Author
Dr. Roberto Miranda
Summary: We should adopt a constant giving ethic, not just when we want something from God. Giving should be a natural part of our character. The Bible advises us to be diligent and invest with a visionary mindset. Jesus exemplifies the principle of generosity, giving himself for us. If we adopt this attitude and behavior, we will experience the blessing of God. Just as Jesus was raised by self-emptying, we will also be raised by dispossessing ourselves for the benefit of others. If we lose our life in imitation of Jesus Christ, we will earn it as he did.
We have to adopt an ethic of constant giving, not just when we want God to do something for us. We should give because that has become our very nature. May God have made me a cheerful giver, not a person who gives only when there is a need, or when it suits him, or when he wants to get something from God. Giving and sharing should be something that comes naturally to us.
Over the years, the passage from Ecclesiastes 11: 1 and 2 has come to define much of my ministerial practice: “Cast your bread on the water; because after many days you will find it. Distribute to seven, and even to eight; because you do not know the evil that will come on earth ”. The Bible advises us to be diligent, and always invest visionary, looking ahead, not just thinking about the immediate.

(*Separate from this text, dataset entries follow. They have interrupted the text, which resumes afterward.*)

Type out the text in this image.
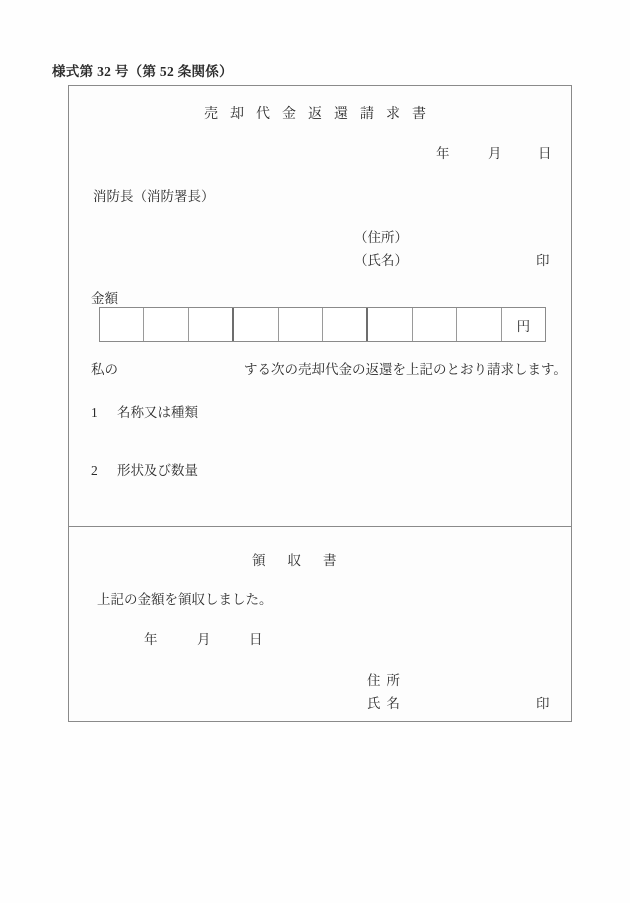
様式第 32 号（第 52 条関係）
売却代金返還請求書
年	月	日
消防長（消防署長）
（住所）
（氏名）	印
金額
円
私の	する次の売却代金の返還を上記のとおり請求します。
1 名称又は種類
2 形状及び数量
領収書
上記の金額を領収しました。
年	月	日
住所
氏名	印
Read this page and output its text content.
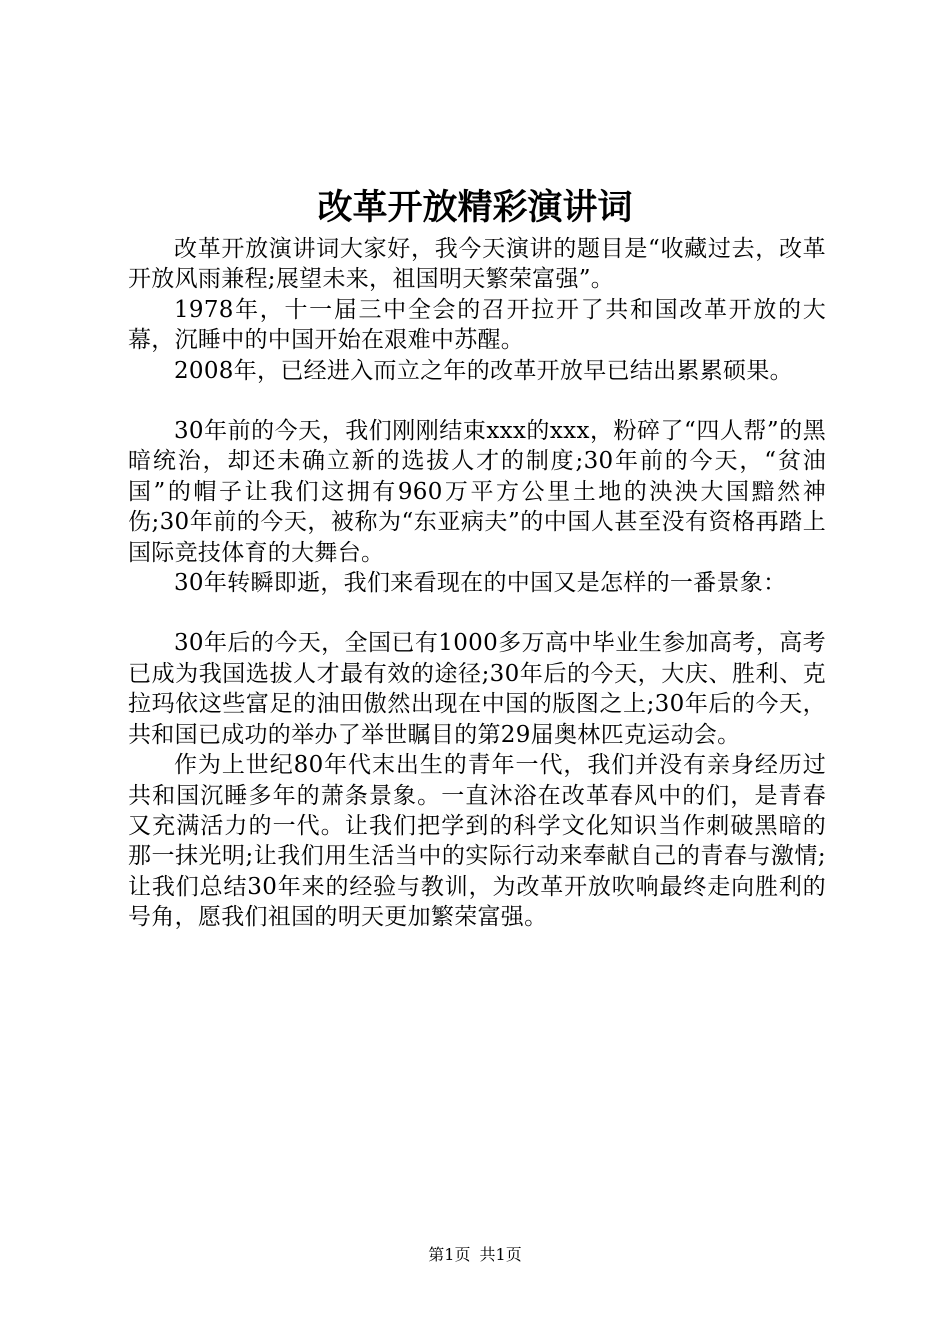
改革开放精彩演讲词

改革开放演讲词大家好，我今天演讲的题目是“收藏过去，改革开放风雨兼程;展望未来，祖国明天繁荣富强”。

1978年，十一届三中全会的召开拉开了共和国改革开放的大幕，沉睡中的中国开始在艰难中苏醒。

2008年，已经进入而立之年的改革开放早已结出累累硕果。

30年前的今天，我们刚刚结束xxx的xxx，粉碎了“四人帮”的黑暗统治，却还未确立新的选拔人才的制度;30年前的今天，“贫油国”的帽子让我们这拥有960万平方公里土地的泱泱大国黯然神伤;30年前的今天，被称为“东亚病夫”的中国人甚至没有资格再踏上国际竞技体育的大舞台。

30年转瞬即逝，我们来看现在的中国又是怎样的一番景象：

30年后的今天，全国已有1000多万高中毕业生参加高考，高考已成为我国选拔人才最有效的途径;30年后的今天，大庆、胜利、克拉玛依这些富足的油田傲然出现在中国的版图之上;30年后的今天，共和国已成功的举办了举世瞩目的第29届奥林匹克运动会。

作为上世纪80年代末出生的青年一代，我们并没有亲身经历过共和国沉睡多年的萧条景象。一直沐浴在改革春风中的们，是青春又充满活力的一代。让我们把学到的科学文化知识当作刺破黑暗的那一抹光明;让我们用生活当中的实际行动来奉献自己的青春与激情;让我们总结30年来的经验与教训，为改革开放吹响最终走向胜利的号角，愿我们祖国的明天更加繁荣富强。

第1页 共1页
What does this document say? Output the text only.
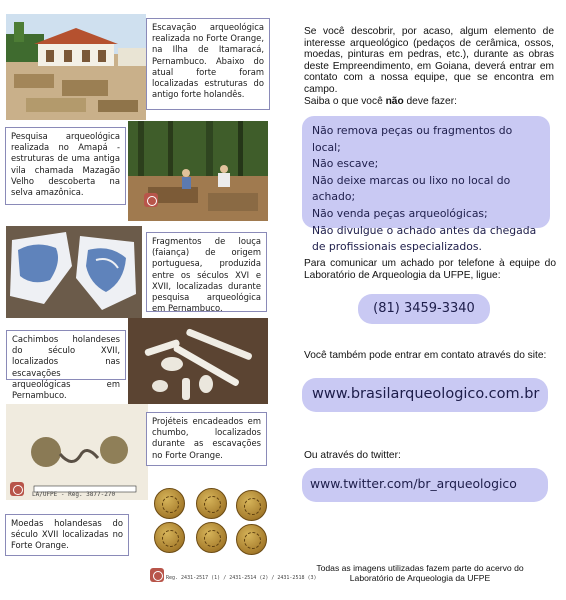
Escavação arqueológica realizada no Forte Orange, na Ilha de Itamaracá, Pernambuco. Abaixo do atual forte foram localizadas estruturas do antigo forte holandês.
Pesquisa arqueológica realizada no Amapá - estruturas de uma antiga vila chamada Mazagão Velho descoberta na selva amazônica.
Fragmentos de louça (faiança) de origem portuguesa, produzida entre os séculos XVI e XVII, localizadas durante pesquisa arqueológica em Pernambuco.
Cachimbos holandeses do século XVII, localizados nas escavações arqueológicas em Pernambuco.
LA/UFPE - Reg. 3877-270
Projéteis encadeados em chumbo, localizados durante as escavações no Forte Orange.
Moedas holandesas do século XVII localizadas no Forte Orange.
Reg. 2431-2517 (1) / 2431-2514 (2) / 2431-2518 (3)
Se você descobrir, por acaso, algum elemento de interesse arqueológico (pedaços de cerâmica, ossos, moedas, pinturas em pedras, etc.), durante as obras deste Empreendimento, em Goiana, deverá entrar em contato com a nossa equipe, que se encontra em campo.
Saiba o que você não deve fazer:
Não remova peças ou fragmentos do local;
Não escave;
Não deixe marcas ou lixo no local do achado;
Não venda peças arqueológicas;
Não divulgue o achado antes da chegada de profissionais especializados.
Para comunicar um achado por telefone à equipe do Laboratório de Arqueologia da UFPE, ligue:
(81) 3459-3340
Você também pode entrar em contato através do site:
www.brasilarqueologico.com.br
Ou através do twitter:
www.twitter.com/br_arqueologico
Todas as imagens utilizadas fazem parte do acervo do Laboratório de Arqueologia da UFPE
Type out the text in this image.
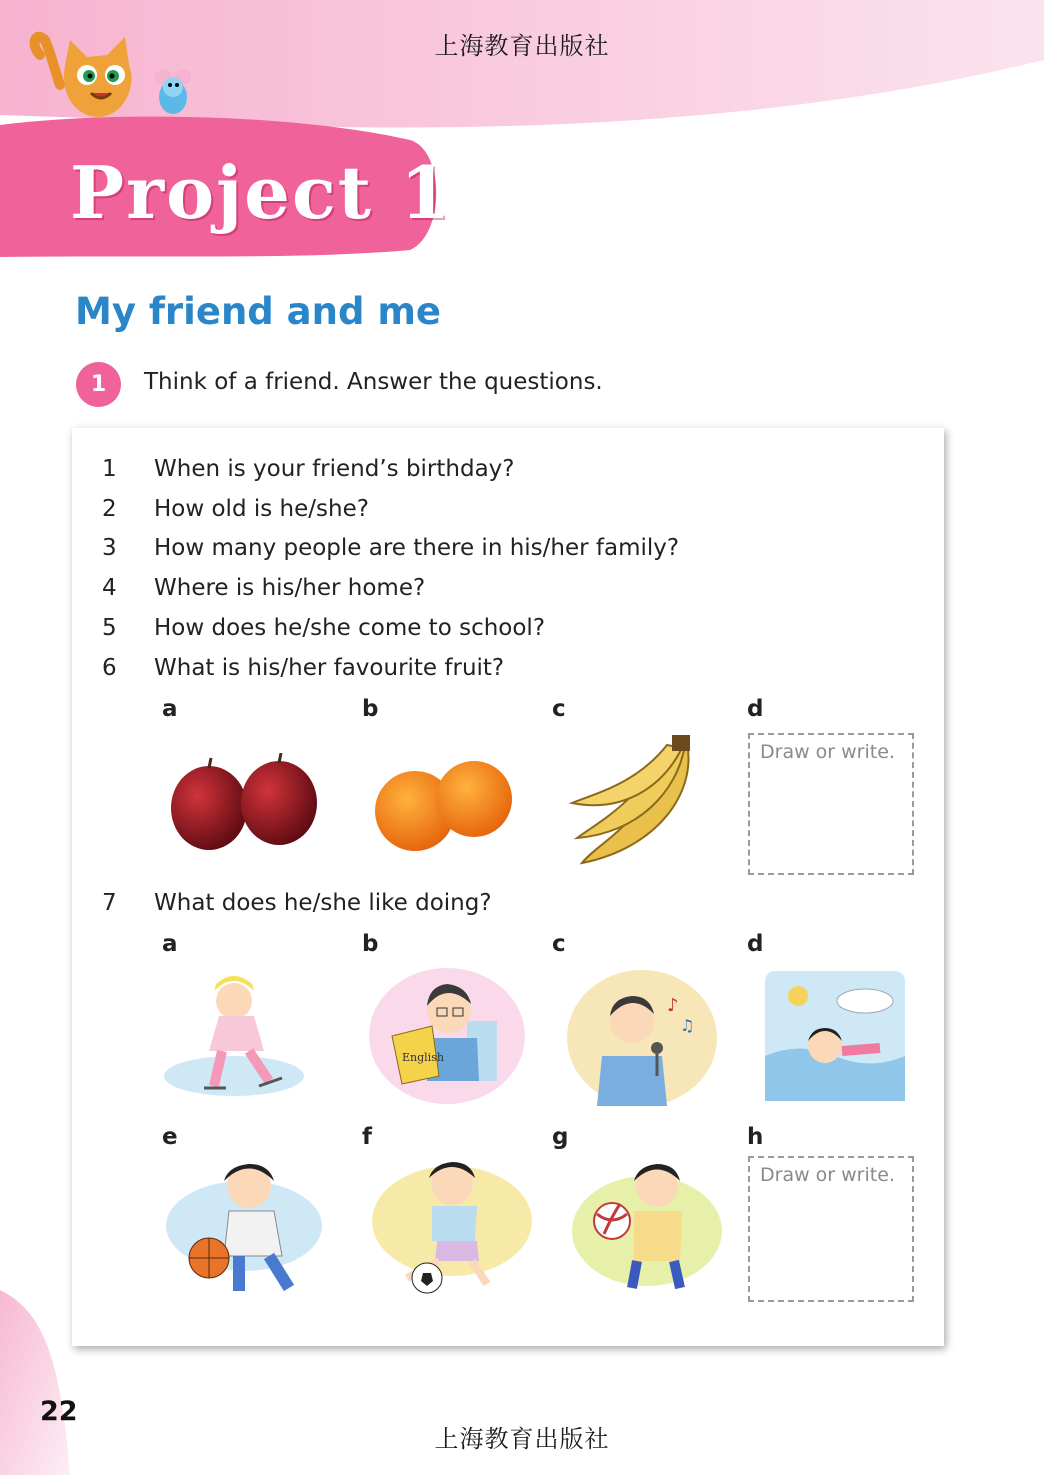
上海教育出版社
Project 1
My friend and me
1	Think of a friend. Answer the questions.
1	When is your friend’s birthday?
2	How old is he/she?
3	How many people are there in his/her family?
4	Where is his/her home?
5	How does he/she come to school?
6	What is his/her favourite fruit?
a	b	c	d
Draw or write.
7	What does he/she like doing?
a	b	c	d
English
♪
♫
e	f	g	h
Draw or write.
22
上海教育出版社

There is always a call in the Bible not to be scarce and to "distribute to 7 and 8". I believe that the minister, the church, always has to be sowing in people, it always has to be sowing in projects and initiatives of all kinds. You always have to put yourself in areas of discomfort and give and sow grace in the community, and not worry, because when you least expect many of those seeds will come back in the form of blessing and profit, in the most wonderful and most blessed ways.
That must also be our personal conduct. Jesus exemplifies that principle, in a maximum way. The writer of Philippians, Chapter 2 says, "Let there therefore be in you the same mind that was in Christ Jesus." God calls us to adopt the same attitude and behavior that was in Christ Jesus, "who being equal to God, did not take being equal to God as something to cling to, but emptied himself, plundered himself , and assumed the form of a man and went to death, and not just any death, but death on the cross.
The Lord was generous. It was given for us. He became a man, and not only a man, but a poor man; and not just a poor man, but a persecuted man; and not only persecuted, but a murdered men; and not only murdered, but tortured. All for us, for giving us life, for obeying the Father's call to become a mediator and reconciler between God and men.
And how wonderful that the story does not stop there! Rather, it says “.... for which God raised him up, exalted him to the utmost, and gave him a name that is above every name, so that before the name of Jesus every knee that is in heaven may bend in the earth and under the earth. "
It all started by giving. It says, "For which reason God" ... Because He gave himself, because He gave generously, because He was bothered, because He stripped himself, because He did something crazy that no one can rationally understand — for that reason God lifted him up to the utmost. His exaltation was even greater than his debasement. His enrichment was far greater than his self-induced impoverishment. Lowering himself in obedience to the Father and out of love for others put him in a position to be exalted to the utmost.
This same dynamic is fulfilled in every human being who adopts the attitude and behavior of Jesus in his life. If you live as a person who gives and who always gives, you will also experience in your life that blessing from God that will lift you up little by little. It will raise your children, your economy; it will lift your mind, your emotions; it will raise your marriage, your church. It will lift your city.
That is incredible, it is a mystery. Ultimately, it is about the mystery of the cross. On the cross, the ugliest, most terrible, most cruel instrument that man has invented to torture a human being, the most gloomy thing that exists, from that sinister symbol, life sprang. As the Lord climbed on the cross and emptied himself and felt sin, He who never felt it in his being, being bled to death, and being unable to move, from that position of total impotence, says the Bible that he emptied the principalities and powers. The power of God was as never manifested in the impotence of that sacrifice. And that happens when we rob ourselves, when we crucify the selfishness that is the natural of the flesh.
Self preservation is the most powerful instinct in the individual. When one violates the most powerful biological instinct of all, which is the instinct to preserve himself and maintain his comfort, maintain his permanence, his survival, his prerogatives, when one rises against that carnal, earthly, diabolical principle of selfishness, one is then entering the zone of the divine, where God can perform miracles in our life.
By climbing the cross through an act of personal deprivation and preference of others, one is, at that moment, entering the same dynamic that Jesus Christ practiced, and a similar benefit will then be fulfilled in our life. Because just as He was also raised by self-emptying, so we will also be raised by dispossessing ourselves for the benefit of others. If we lose our life in imitation of Jesus Christ, we will earn it as he did.